Use a mix of uppercase and lowercase letter, numbers, and symbols. Everyone has seen that many sites require this, and it’s not there to inconvenience you, but to protect you and your data.

Reset your password every few months. It’s good to get into the habit of resetting your passwords regularly, especially when these passwords allow access to important personal information such as bank accounts or medical data. It is also especially important given that it takes most companies an average of six and a half months to notice that a data breach has happened. By the time a data breach is reported, a bad actor could have been using and/or selling your data for a considerable amount of time.

Use a password manager. The most secure way to store all of your unique passwords is by using a password manager.
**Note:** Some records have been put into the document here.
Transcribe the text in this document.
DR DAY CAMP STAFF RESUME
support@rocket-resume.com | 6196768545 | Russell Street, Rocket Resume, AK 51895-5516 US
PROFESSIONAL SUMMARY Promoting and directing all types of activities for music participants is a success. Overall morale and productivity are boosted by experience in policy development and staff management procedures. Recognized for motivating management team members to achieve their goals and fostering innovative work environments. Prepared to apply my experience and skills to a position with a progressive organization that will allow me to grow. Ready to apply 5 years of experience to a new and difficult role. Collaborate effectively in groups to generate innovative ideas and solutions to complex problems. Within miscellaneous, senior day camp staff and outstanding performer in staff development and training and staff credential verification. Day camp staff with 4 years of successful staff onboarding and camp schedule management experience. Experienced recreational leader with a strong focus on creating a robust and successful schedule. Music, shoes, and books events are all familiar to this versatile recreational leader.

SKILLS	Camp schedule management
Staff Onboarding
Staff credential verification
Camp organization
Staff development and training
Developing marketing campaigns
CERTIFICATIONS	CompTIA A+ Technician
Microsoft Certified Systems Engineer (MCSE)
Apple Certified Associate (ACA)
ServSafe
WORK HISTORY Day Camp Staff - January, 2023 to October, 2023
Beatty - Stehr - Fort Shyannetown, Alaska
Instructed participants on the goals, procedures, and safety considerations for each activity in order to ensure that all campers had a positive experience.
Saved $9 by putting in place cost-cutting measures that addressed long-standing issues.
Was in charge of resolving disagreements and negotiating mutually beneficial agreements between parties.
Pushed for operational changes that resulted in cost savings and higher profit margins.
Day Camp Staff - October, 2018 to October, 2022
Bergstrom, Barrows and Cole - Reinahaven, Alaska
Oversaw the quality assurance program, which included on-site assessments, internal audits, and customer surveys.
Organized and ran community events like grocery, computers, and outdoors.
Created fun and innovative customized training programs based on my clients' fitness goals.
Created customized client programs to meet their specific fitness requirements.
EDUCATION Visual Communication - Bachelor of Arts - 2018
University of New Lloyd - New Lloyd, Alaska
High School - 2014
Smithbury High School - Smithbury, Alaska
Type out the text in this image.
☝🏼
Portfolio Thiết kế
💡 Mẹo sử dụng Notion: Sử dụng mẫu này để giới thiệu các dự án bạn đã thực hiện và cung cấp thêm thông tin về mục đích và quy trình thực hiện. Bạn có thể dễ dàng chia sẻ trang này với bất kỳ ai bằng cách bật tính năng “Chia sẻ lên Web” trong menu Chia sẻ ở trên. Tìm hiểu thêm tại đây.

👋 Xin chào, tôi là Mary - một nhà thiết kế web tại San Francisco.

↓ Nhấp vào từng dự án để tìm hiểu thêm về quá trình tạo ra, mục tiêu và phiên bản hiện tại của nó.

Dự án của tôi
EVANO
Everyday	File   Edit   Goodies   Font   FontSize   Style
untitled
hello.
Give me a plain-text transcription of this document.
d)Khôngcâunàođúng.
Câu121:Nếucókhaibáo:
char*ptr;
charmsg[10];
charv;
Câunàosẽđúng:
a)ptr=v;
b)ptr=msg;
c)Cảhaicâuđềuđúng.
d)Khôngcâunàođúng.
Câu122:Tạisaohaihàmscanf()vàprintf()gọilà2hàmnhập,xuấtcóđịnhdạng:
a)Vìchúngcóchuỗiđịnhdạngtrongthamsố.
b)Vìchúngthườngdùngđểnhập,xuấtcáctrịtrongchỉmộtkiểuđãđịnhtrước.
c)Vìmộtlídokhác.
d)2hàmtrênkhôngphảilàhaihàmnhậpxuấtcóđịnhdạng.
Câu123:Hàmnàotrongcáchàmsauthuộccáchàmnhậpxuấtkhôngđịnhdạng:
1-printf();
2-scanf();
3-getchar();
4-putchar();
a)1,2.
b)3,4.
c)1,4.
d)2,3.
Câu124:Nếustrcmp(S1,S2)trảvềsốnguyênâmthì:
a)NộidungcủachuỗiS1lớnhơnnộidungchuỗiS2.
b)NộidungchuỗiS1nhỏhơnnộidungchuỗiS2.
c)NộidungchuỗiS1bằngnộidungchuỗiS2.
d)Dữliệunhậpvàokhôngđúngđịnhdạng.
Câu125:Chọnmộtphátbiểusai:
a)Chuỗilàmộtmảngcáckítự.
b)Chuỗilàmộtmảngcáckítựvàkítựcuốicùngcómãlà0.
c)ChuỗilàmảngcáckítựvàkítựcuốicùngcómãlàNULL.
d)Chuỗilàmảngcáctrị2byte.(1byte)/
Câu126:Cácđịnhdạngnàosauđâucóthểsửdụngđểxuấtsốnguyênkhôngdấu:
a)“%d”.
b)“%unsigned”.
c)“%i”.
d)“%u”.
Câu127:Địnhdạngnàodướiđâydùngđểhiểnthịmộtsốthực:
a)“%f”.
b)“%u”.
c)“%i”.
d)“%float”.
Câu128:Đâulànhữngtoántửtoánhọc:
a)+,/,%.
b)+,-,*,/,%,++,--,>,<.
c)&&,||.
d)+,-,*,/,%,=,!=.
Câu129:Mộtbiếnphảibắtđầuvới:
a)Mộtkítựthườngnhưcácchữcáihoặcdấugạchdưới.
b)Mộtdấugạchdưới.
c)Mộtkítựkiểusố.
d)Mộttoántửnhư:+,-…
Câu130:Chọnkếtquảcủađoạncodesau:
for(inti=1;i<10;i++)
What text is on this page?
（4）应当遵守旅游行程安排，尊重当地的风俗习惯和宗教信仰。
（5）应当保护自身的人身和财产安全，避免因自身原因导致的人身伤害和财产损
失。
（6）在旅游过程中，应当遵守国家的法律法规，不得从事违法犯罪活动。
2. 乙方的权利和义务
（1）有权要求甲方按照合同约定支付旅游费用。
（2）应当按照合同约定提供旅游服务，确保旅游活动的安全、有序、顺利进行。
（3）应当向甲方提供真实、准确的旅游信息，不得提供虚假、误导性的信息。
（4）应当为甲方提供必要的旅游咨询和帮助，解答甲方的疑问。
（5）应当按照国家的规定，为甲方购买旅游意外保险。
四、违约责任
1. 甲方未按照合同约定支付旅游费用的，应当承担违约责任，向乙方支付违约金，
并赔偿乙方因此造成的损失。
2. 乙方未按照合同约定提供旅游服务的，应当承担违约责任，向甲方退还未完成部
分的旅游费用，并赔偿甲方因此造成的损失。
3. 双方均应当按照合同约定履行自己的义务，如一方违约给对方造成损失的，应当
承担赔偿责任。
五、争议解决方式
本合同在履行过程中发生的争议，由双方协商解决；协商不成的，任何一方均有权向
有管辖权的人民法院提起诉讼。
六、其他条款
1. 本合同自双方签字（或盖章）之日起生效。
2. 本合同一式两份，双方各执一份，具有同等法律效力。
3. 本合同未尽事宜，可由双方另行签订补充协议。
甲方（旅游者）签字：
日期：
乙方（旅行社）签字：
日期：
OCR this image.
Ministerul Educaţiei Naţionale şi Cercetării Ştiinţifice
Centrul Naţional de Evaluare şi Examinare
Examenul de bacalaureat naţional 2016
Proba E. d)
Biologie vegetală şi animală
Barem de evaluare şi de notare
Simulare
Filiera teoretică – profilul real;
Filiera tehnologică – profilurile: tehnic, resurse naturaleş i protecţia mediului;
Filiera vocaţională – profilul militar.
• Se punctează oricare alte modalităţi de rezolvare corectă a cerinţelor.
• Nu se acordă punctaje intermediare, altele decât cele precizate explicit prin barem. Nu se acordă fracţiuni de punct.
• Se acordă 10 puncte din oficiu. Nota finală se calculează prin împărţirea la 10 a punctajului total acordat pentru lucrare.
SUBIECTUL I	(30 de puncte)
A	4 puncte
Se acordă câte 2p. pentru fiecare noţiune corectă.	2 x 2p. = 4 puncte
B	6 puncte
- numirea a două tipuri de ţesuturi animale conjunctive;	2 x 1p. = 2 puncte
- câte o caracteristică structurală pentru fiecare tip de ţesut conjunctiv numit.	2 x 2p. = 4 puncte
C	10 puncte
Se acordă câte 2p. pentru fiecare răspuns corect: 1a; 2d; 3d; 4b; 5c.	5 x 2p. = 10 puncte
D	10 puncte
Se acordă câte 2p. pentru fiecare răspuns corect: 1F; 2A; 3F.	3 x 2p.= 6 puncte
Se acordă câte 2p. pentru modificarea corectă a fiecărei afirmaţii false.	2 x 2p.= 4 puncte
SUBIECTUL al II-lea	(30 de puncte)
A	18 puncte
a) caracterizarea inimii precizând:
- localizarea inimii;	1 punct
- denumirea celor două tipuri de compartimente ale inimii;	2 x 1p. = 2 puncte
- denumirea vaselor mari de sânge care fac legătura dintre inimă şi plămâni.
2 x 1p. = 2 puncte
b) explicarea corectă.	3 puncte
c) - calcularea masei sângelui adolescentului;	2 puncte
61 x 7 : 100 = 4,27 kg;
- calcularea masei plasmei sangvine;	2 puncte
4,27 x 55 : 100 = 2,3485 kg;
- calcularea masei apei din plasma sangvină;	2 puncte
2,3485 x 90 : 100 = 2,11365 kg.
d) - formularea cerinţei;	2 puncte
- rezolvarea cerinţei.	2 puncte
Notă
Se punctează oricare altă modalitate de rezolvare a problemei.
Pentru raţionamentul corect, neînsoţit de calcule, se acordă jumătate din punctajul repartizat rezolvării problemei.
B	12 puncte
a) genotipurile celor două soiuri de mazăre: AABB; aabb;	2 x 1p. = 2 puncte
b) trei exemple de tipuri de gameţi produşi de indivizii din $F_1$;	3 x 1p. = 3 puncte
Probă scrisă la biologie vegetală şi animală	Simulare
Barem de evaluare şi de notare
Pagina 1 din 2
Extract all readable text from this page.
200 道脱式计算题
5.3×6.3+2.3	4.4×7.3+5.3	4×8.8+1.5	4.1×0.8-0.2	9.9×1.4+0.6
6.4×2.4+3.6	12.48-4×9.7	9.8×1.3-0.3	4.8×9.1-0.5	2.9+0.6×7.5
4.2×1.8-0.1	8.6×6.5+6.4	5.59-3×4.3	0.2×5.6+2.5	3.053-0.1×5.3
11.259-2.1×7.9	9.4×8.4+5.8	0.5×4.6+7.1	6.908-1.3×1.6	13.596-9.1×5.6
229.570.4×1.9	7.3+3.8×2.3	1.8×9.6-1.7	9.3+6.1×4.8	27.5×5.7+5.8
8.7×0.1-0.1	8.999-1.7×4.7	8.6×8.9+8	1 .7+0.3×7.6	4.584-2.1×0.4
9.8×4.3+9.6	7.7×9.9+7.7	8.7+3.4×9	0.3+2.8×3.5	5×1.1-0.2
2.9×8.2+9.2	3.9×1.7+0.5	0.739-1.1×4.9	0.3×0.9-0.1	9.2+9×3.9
With just one master password, a computer can generate and retrieve passwords for every account that you have – protecting your online information, including credit card numbers and their three-digit Card Verification Value (CVV) codes, answers to security questions, and more.

Password or credential stuffing is a cyberattack that tries “stuffing” already comprised username and passwords from one site into another site in hopes that the user uses the same login information across platforms.

“Do Your Part. #BeCyberSmart.”

This theme encourages everyone to take proactive steps to enable lasting, positive cybersecurity behavior change at home, school, and at work.

All internet-connected devices are potentially vulnerable, and as such, Cybersecurity Awareness Month emphasizes the critical need for individuals and organizations of all sizes in both public and private sectors to protect themselves against cyber threats.

 Adequate protection from cyber threats is a critical challenge for individuals and organizations of all sizes in both the public and private sectors and serves as a constant reminder of the need to promote cybersecurity awareness across the Nation. Cybersecurity Awareness Month highlights the importance of empowering citizens, businesses, government, and schools to improve their cybersecurity preparedness. It reminds us that being more secure online is a shared responsibility and creating a safer cyber environment requires engagement from the entire Nation.